The plan is part a sweeping government reorganization that the governor proposed in his State of the State speech Wednesday, a plan that would eliminate more than 100 government boards and commissions.
Schwarzenegger wants to combine the Workers' Compensation Appeals Board, the Unemployment Insurance Appeals Board and the Occupational Safety and Health Appeals Board into one, nine-member commission. All of the members of what one administration lobbyist dubbed "the ubercommission" would be appointed by the governor and could be dismissed at any time.
The three panels rule on disputes between workers and employers over such matters as medical treatment and disability awards in workers' comp cases, eligibility for unemployment benefits and fines and penalties against companies for safety violations.
The proposal, which could go into effect in 90 days if not rejected by the Legislature, is being touted by Schwarzenegger as a reform measure that would end the long-standing practice by outgoing governors of packing little-known state panels with their political cronies.
The governor wants more control over the appointees, who typically earn six-figure salaries, serve extended terms and sometimes fail to show up for work, said Victoria Bradshaw, secretary of Schwarzenegger's Labor and Work Development Agency.
"There is no way to have any accountability," she said.
Labor unions, however, condemn the proposal as a "gigantic power grab" that would strip the appeals boards of their judicial independence, making all members vulnerable to immediate dismissal if they make politically unpalatable rulings.
"We don't want one person to control our rights to judicial relief if we get laid off or injured or have a health and safety problem," said Angie Wei, a lobbyist for the California Federation of Labor.
Observers noted that the governor submitted his reorganization plan at an awkward moment for the seven-member workers' comp appeals board, which is struggling to fill in the blanks of an April 2004 law that overhauled the state's troubled system for providing medical care and disability benefits to victims of on-the-job injuries.
"This is a crucial time for everybody in the workers' comp system," said Merle Rabine, chairman of the quasi-judicial appeals board.
The members of the proposed superagency -- it would be called the Employment and Benefits Appeals Board -- would have to juggle three distinct areas of employment law: injured workers, unsafe working conditions and unemployment payments.

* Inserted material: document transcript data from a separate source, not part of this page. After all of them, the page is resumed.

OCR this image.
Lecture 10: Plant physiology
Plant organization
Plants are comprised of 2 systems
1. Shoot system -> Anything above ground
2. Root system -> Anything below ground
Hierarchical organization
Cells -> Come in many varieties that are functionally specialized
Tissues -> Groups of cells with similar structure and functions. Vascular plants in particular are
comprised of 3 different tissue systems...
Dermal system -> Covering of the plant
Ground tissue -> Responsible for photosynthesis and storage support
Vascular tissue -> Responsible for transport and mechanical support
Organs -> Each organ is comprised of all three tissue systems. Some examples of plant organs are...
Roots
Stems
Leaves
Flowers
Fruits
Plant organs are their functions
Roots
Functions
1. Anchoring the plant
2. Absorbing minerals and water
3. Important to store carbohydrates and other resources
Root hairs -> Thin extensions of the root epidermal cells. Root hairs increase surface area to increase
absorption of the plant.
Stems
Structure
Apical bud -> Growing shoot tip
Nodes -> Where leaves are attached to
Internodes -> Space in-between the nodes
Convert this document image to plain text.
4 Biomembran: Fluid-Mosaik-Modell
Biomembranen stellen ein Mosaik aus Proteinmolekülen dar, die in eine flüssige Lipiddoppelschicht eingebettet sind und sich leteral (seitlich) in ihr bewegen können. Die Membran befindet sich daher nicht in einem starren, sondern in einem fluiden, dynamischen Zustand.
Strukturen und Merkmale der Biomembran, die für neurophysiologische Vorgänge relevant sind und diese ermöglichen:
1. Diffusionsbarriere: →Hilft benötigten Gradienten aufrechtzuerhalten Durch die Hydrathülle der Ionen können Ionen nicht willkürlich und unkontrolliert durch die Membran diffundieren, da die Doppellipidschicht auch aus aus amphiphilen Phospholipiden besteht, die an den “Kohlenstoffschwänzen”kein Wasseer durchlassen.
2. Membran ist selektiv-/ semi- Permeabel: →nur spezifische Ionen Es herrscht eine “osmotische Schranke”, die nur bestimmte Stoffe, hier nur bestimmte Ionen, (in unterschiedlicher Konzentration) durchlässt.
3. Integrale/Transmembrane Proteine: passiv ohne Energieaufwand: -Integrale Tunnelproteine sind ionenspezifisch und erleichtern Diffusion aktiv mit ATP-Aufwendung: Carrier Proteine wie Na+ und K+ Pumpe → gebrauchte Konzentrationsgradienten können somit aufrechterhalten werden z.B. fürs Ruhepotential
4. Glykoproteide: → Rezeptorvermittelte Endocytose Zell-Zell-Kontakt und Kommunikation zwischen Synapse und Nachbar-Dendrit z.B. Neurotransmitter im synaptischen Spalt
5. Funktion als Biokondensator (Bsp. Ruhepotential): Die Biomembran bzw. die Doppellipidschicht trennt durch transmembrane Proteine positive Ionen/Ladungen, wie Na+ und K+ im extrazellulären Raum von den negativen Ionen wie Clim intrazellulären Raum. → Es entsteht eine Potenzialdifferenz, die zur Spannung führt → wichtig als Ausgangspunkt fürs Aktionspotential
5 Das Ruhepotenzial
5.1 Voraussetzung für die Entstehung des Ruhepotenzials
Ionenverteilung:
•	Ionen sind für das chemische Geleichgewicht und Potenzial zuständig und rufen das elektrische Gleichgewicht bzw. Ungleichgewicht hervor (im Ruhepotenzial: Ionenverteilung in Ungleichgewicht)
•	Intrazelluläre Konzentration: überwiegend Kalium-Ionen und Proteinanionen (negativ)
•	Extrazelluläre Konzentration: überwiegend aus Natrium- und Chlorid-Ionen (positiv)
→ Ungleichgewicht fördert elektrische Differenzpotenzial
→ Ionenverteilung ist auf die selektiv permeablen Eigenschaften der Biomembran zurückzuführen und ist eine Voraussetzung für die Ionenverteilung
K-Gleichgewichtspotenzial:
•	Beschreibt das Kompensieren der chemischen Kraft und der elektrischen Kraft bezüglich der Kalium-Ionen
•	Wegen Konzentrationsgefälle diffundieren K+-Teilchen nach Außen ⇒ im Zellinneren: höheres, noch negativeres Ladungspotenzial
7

"There is no way that an unemployment insurance administrative law judge can come close to understanding the complexities of the workers' compensation law," said John Floyd, a Calabasas attorney who defends employers in workers' comp cases.
In trying to take firmer control of the boards, particularly with workers' compensation, Schwarzenegger may be trying to ensure that judges' decisions are in line with administration policies, said Michael Shaw of the National Federation of Independent Businesses.
The Legislature can be expected to closely vet the governor's reorganization, said Steve Maviglio, deputy chief of staff to Assembly Speaker Fabian Nunez (D-Los Angeles). Maviglio resigned three days ago as an appointee of former Gov. Gray Davis to the Unemployment Insurance Appeals Board.
"It shouldn't be a shock to anyone that he is going after boards and commissions that are important to labor," he said.